Синдром фрица | страница 41



- - - - - - - - - - - - - - - - - - - - - - - - -

- - - - - - - - - - - - - - - - - - - - - - - - -

Я подходил к проходной бойни и доставал из рубашки клочок бумаги. Там дядя Георгий черкал свой знак. Косой крест. Невозможно было его подделать. Дядя Георгий сам говорил. Вахтер разглядывал бумажку и пропускал меня вперед. Потом орал не вставая: - - - Гоша! - - - К тебе!!! - - -

И снова погружался в бдительный сон.

В проходной всегда было прохладно.

Я ждал, рассматривая плакаты. На них были схемы разделки свиных и коровьих туш.

Выходил дядя Георгий. Смотрел на меня. Кивал. И снова уходил. Потом появлялся со свертком. Это была колбаса. Закуска для отца.

В то время отец работал в вечерней школе. Учителем истории.

Дядя Георгий был его ровесник и его ученик. Они сидели и пили вдвоем, если никто не приходил на урок.
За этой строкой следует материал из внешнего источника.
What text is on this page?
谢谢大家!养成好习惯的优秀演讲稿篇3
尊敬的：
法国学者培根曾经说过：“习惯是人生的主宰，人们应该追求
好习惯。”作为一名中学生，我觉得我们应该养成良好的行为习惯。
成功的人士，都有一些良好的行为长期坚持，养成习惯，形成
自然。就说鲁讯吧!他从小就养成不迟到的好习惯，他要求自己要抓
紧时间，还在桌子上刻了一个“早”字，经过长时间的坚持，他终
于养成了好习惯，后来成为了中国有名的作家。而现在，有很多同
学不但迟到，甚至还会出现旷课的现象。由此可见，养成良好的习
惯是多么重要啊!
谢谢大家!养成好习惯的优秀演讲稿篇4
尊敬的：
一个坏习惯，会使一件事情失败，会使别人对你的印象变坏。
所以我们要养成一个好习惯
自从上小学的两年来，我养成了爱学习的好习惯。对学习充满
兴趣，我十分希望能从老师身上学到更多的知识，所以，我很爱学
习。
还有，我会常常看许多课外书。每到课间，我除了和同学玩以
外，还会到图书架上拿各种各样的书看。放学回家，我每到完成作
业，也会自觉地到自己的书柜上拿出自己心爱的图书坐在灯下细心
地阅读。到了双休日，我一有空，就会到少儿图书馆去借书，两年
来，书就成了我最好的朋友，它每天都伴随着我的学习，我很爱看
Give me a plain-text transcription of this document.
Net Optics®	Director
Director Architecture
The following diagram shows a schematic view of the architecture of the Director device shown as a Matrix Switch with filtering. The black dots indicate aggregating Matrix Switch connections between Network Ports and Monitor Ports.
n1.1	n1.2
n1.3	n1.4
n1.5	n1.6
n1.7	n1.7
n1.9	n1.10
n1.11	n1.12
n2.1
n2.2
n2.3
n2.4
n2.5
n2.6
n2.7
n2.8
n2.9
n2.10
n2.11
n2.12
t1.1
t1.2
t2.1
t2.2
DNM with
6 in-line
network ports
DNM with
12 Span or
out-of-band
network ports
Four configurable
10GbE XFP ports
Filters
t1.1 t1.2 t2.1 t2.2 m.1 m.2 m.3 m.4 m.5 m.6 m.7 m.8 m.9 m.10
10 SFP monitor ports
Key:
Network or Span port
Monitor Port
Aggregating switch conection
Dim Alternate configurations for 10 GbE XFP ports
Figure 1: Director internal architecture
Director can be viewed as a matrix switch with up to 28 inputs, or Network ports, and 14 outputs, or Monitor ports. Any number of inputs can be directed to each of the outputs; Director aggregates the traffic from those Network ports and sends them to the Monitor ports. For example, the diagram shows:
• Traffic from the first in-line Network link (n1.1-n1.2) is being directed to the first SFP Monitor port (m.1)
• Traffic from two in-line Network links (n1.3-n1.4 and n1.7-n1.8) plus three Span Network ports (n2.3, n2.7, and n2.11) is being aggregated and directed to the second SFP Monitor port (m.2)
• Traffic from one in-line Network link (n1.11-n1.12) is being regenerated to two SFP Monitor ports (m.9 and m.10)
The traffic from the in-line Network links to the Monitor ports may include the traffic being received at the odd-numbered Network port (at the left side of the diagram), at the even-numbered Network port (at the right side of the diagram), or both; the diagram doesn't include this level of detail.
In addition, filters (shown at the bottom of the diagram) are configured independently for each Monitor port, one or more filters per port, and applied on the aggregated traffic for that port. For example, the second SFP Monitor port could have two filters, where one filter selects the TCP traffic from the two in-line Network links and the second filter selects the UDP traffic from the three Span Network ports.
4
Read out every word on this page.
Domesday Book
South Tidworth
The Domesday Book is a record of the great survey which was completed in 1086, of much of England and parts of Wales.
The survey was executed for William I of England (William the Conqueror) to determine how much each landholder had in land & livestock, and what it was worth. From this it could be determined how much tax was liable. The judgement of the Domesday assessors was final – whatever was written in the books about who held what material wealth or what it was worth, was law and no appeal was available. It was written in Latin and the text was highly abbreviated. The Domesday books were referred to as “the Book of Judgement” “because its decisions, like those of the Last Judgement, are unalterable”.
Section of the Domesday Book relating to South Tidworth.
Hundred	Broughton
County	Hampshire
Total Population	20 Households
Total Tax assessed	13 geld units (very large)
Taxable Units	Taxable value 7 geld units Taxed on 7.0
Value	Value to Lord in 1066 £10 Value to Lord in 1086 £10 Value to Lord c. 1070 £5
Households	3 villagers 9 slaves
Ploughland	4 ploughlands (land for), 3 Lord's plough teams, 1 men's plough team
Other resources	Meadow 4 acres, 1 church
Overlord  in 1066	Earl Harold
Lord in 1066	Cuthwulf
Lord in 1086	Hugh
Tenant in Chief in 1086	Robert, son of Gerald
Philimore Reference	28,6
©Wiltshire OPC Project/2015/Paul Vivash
То есть в сад возле барака. В нем была эта школа. Когда теплело, отец давал урок в саду. Если появлялся еще кто-нибудь, они пили втроем. Потом ученики приносили отца домой. Или я ходил его искать.

- - - - - - - - - - - - - - - - - - - - - - - - -

- - - - - - - - - - - - - - - - - - - - - - - - -

Дядя Георгий.

Когда я представлял себе его работу, мое сердце падало. Это было волнующе.

Боец скота! Он убивает животных! В моем воображении возникали страшные картины.

Сам этот человек с длинным лицом, с узкими смеющимися глазами пугал и притягивал.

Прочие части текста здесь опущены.